High grade malignant gliomas such as anaplastic astrocytoma and glioblastoma multiforme (GBM) are some of the most aggressive brain tumors having rapid growth tendencies. Thus, a non-invasive pre-operative clinical examination of the human subject is done by medical professionals using various imaging techniques to carefully estimate the location and size of the tumor. The outcome of this procedure is especially important since neurosurgeons wants to preserve as much healthy tissues as possible during surgical interventions.
Imaging modalities such as MRI provide high resolution anatomical information of the brain. However, it relies solely on morphological criteria to characterize malignant tissues, revealing no functional information like glucose metabolism provided by modalities such as PET. The anatomical information together with functional information is crucial to establish a surgical decision about tumor resection. The post-hoc
Fig. 1: Our proposed visualisation framework: there are two input image pairs fed to fusion or translation algorithms, a predicted image, confidence maps and visualisation results.
medical image fusion of MRI and PET image pairs combines anatomical and functional information and therefore provides faster diagnosis. However, the neurosurgeons have low credence on such fusion methods since either these methods are highly intricate [1, 2, 3, 4] or are blackboxes like deep learning based methods [5, 6] with low explainability. Secondly, since there is no gold standard for an ideal fused image, all of these fusion methods evaluate the quality of the results based on some metric scores [7, 8, 9]. This kind of evaluation is not useful since surgeons require visual insights into the quality of fused image. Overall, these fusion methods are impractical for real time use in surgical planning and interventions. Moreover, there is an additional challenge of missing data since the pre-operative MRI acquisition is either done with T1 or T2 relaxation times due to which the underlying anatomical features are not revealed completely. Recently, Generative adversarial network (GAN) based methods such as CycleGAN [10] and Conditional GAN [11] have been widely popular to synthesize translated medical images from a given source domain e.g. MR-T2 to a target domain e.g. MR-T1. However, [12] showed that these methods introduce hallucinated features in the target image if the network is trained with over or under representation of target domain class (e.g. w or w/o tumor). Due to this, it is not recommended for neurosurgeons to rely on these translation methods for medical diagnosis [12]. Also, there are concerns of a legal challenge of an objectionable machine decision in sensitive cases such as gliomas especially when there is no tool available that helps to visualise the trustability of these fusion and translation algorithms.
Interestingly, there have been techniques proposed which attempts to visualise the prediction of blackbox neural networks. Gradient based explainable algorithms [13, 14, 15] and relevance score based methods [16, 17] provides good visual explanation of the model outputs but requires either the backpropagation heuristics along the layers of a neural network or gradient computation of the intermediate layers and activation functions. Hence, they are only applicable to neural network specific methods. Perturbation based visualisation [18, 19, 20, 21] edits the the pixel intensity of the input image with some noise like blurring or occlusion and the change in the prediction probability of the output is observed. Therefore, this method could be applied to any blackbox fusion/translation algorithm. However, it needs several feed forwards thereby making them slow, expensive and unfit for real time deployment. Secondly, the applicability of such methods on unusual artifacts such as speckle noise which are quite common in medical images remains unexplored.

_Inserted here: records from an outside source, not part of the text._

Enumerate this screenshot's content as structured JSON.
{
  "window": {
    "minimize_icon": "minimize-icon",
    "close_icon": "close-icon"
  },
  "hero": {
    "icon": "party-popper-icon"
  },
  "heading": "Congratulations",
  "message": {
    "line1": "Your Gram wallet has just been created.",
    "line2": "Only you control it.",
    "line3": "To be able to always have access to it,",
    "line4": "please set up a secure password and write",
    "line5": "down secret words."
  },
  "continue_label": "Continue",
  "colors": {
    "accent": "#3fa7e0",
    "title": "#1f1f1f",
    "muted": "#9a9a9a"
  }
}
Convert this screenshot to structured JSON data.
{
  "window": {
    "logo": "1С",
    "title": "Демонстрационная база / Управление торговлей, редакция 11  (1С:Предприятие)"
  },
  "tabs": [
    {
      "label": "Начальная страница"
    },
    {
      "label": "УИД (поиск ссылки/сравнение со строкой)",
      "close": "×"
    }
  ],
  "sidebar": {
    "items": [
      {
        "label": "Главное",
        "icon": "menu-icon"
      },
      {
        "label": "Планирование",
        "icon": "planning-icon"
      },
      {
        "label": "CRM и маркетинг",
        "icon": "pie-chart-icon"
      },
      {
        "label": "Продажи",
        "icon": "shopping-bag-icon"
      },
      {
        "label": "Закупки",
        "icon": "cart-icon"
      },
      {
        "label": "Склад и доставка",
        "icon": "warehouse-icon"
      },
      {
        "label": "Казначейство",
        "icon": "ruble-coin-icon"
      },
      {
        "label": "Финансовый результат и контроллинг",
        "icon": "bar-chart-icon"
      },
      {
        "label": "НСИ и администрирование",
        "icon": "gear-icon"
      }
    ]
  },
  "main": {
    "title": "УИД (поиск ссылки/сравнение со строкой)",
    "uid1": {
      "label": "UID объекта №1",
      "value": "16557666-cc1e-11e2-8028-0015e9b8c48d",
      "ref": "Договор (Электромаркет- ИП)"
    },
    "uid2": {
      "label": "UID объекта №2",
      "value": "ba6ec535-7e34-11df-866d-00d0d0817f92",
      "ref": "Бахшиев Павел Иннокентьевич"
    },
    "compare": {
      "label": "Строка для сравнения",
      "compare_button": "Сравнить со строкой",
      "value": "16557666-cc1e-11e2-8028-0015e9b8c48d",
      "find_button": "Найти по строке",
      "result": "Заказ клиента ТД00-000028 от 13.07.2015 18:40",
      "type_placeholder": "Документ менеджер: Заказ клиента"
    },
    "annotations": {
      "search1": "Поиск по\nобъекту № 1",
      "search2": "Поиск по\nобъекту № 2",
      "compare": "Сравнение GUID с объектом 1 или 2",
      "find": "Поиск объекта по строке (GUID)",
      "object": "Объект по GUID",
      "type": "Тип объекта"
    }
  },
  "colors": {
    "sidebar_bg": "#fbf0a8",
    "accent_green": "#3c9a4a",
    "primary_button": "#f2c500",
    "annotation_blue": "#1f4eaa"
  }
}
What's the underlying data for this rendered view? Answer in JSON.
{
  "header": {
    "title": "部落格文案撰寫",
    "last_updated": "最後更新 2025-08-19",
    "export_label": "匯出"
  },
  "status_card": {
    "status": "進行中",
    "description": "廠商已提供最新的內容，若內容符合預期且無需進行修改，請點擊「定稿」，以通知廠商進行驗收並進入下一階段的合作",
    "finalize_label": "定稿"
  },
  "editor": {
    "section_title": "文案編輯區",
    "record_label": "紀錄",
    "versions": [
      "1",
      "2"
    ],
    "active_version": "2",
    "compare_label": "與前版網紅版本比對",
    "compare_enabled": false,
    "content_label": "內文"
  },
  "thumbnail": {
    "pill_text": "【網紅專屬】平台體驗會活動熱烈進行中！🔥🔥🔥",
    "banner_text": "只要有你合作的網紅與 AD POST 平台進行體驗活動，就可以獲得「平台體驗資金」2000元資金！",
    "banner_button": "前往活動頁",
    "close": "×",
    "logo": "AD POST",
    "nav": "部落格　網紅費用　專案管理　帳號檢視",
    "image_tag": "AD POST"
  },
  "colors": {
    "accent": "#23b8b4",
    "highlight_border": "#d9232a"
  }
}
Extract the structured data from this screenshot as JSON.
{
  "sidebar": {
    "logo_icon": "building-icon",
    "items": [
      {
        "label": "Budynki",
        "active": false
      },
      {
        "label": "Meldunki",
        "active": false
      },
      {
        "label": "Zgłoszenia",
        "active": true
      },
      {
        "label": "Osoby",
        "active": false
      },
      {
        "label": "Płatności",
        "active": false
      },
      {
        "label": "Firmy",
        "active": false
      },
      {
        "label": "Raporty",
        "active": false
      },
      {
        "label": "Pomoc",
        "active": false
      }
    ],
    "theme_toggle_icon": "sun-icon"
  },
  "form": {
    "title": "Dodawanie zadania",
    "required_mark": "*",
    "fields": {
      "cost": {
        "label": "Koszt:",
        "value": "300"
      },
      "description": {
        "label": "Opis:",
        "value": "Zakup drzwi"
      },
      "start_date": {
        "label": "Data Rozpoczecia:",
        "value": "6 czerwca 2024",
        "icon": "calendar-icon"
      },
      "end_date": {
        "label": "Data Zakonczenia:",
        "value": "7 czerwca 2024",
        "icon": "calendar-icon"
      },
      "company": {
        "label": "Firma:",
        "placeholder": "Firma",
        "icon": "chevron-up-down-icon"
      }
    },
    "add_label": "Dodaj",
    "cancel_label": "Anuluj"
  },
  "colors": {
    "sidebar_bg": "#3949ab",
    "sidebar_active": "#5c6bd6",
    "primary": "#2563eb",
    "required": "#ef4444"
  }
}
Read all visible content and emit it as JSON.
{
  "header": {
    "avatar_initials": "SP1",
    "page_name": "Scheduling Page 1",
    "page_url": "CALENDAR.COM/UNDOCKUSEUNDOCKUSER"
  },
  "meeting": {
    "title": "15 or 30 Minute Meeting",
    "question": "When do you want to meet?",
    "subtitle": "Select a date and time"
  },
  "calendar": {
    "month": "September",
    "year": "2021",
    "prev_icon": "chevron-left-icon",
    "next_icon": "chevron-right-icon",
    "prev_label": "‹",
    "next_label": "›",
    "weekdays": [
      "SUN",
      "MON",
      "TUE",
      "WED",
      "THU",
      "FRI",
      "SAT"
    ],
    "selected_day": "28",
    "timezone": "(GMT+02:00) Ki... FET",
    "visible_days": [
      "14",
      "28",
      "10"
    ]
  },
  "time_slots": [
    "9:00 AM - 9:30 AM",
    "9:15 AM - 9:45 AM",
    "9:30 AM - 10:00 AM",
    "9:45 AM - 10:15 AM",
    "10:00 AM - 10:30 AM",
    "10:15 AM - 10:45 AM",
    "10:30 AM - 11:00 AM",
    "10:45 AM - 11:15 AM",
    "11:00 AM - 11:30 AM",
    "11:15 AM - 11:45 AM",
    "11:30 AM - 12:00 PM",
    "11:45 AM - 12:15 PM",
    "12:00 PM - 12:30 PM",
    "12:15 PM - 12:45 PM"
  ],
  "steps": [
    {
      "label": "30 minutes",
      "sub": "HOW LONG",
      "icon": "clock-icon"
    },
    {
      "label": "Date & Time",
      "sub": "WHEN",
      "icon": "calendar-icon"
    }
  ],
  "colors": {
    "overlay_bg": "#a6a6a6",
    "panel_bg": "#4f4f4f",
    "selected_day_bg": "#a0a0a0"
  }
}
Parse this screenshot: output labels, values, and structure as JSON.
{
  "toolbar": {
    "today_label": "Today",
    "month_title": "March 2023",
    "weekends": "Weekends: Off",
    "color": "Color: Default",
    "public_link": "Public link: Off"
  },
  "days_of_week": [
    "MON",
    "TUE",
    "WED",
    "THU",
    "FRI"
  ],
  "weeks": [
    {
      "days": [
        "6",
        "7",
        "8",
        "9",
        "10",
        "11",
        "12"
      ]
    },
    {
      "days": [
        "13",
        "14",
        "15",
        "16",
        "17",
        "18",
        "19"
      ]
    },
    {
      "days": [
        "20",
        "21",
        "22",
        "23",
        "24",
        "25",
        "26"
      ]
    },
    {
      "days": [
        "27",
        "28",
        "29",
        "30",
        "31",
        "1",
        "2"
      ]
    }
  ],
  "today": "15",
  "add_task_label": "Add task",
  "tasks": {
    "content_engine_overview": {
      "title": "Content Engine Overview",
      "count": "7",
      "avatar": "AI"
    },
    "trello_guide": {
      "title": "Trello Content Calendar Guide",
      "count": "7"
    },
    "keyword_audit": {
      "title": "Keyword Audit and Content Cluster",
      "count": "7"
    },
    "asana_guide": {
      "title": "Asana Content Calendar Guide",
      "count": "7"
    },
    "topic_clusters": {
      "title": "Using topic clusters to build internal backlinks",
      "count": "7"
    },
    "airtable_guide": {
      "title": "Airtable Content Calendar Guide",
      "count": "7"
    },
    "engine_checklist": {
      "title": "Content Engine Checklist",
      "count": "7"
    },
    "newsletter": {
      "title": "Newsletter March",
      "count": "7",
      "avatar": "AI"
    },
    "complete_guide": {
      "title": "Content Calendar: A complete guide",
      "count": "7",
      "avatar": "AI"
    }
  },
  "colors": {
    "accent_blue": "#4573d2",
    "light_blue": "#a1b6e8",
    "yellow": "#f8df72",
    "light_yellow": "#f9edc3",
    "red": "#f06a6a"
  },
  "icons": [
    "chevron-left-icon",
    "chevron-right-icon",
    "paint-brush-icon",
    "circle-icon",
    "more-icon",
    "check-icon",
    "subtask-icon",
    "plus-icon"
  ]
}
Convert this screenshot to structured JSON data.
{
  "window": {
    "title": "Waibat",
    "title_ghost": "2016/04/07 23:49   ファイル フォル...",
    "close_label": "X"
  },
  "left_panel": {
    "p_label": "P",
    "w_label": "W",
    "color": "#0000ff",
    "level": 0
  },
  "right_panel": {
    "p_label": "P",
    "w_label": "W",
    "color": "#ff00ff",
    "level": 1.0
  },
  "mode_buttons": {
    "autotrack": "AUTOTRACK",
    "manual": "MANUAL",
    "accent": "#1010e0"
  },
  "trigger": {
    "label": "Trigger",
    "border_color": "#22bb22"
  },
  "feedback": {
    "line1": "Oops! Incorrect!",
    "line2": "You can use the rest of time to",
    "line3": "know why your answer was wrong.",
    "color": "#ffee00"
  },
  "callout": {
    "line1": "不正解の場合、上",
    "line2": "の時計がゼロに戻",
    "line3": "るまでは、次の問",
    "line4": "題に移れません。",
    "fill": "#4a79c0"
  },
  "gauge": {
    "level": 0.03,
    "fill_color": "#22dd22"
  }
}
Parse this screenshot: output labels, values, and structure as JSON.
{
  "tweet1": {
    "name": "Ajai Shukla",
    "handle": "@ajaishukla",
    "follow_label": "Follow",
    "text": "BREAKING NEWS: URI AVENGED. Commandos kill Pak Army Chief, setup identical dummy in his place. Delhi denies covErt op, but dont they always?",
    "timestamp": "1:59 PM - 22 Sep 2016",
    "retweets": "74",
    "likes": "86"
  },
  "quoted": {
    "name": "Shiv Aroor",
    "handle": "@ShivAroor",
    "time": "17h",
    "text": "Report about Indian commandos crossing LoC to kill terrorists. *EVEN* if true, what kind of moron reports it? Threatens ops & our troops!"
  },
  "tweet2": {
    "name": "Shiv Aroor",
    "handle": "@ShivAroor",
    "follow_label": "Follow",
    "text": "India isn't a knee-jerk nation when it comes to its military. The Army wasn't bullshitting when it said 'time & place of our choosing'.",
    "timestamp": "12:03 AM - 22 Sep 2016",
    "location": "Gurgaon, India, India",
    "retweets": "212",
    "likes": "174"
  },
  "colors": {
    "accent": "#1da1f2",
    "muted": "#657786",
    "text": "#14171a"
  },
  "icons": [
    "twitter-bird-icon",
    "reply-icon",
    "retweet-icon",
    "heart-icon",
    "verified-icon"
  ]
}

Lastly, all the above visualisation methods have been developed keeping classification problem in mind where the task is to detect an object in an image not necessarily from medical domain. However, in a visualisation approach for a black box medical image fusion or translation algorithm, the aim is to compute the confidence of each pixel of the predicted target image based on the amount of information transfer from a given source image. Therefore, the main contribution of this work is to develop a novel visualisation technique to compute a confidence heat map on a source-target image pair in order to recognize trustable regions in the target image. Our method could be applied for learning as well as non-learning based fusion and translation methods and has real time applications in surgical planning.
We take the grayscale source and target image patches of size W and convert them into one dimensional feature vectors. Assuming source feature vector as a discrete and independent random variable X with marginal probability distribution function (MPDF) and target feature vector as a discrete and dependent random variable Y with MPDF
, the goal is to model a joint probability distribution function (JPDF)
. However, the estimation of JPDF
given the individual MPDFs
and
is an ill-posed inverse problem with many possible solutions. Although the joint cumulative distribution function (JCDF)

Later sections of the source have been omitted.